In May last year, the typical cost of a 2L bottle of milk was $4.57 but it is now $5.06.
Mandarins, boxed chocolates and frozen desserts dropped in price between April and May.
Compared to a year earlier, prices were 3.6 percent higher, after a 2.6 percent increase in the 12 months to April.
All food groups recorded price increases between May 2025 and May 2026. Higher prices for the meat, poultry, and fish group, up 6.9 percent, was the largest contributor to the annual increase in food prices. This was followed by restaurant meals and ready-to-eat food, up 3.3 percent annually.
Price increases were recorded for milk, blocks of chocolate, white bread, and takeaway coffee.
Price decreases were recorded for tomatoes and olive oil.
ASB senior economist Mark Smith said some of the fruit and vegetable change was seasonal but meat prices were also up, led by lamb.
"Bread prices were up as well, quite sharply, to double digits for the month."
He said retail milk prices in New Zealand had a six- to nine-month lag from global market movements and that was starting to be felt now. Higher fertiliser prices could lead to more food price inflation but the extent was not yet clear.
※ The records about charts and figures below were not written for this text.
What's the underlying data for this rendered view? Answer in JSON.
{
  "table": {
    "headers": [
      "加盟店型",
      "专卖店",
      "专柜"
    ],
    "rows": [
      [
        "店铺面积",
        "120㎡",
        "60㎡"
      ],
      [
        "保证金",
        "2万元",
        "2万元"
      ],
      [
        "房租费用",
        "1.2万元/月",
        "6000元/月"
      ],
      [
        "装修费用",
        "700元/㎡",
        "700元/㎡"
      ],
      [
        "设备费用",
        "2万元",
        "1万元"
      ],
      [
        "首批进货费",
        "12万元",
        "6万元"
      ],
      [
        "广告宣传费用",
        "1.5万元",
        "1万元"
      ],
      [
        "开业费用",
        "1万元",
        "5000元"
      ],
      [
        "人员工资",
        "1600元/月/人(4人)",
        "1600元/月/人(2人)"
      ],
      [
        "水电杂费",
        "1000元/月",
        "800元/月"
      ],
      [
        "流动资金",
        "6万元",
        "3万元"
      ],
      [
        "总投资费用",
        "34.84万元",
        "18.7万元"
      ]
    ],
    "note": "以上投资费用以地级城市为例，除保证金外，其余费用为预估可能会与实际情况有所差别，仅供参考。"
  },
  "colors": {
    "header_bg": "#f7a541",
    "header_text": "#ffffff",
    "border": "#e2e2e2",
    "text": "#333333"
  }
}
BNZ chief economist Mike Jones said food price inflation had settled at an annual rate of between 2.5 percent and 3.5 percent after a period where it was near 5 percent a year ago.
"Our forecasts essentially bake in more of the same in the short-term, albeit with a few bumps in prices over the next few months reflecting typical winter increases in fruit and vegetable prices, and similar for meat prices following the strong gains we've seen for those in global commodity markets."
He said his forecast for overall inflation, as measured by the consumer price index, was unchanged at an annual rate of 4 percent in the next update.
Smith said electricity prices were pushing up sharply, up 12 percent over a year. Gas was up 10 percent.
"There are obvious pockets where high global energy prices will have a natural impact here."
But he said weaker demand was limiting the extent of price increases. Softening in fuel prices should continue given news of a deal in Iran.
"Diesel prices were down close to 10 percent for the month, petrol prices down close to 4 percent... more broadly things like accommodation, international travel did not move as much as expected.
"There are signs there are some cost increases on the horizon but for now they're not flying through into the retail level. That's encouraging from an inflation point of view.... we expect annual CPI inflation to peak at just over 4 percent in the second quarter of this year and fall to around 3.5 percent by the end of the year."
Increases in rents were at record lows, he said. Both the stock and flow measure fell in the month and rents for the stock of rental property only lifted 0.3 percent over a year.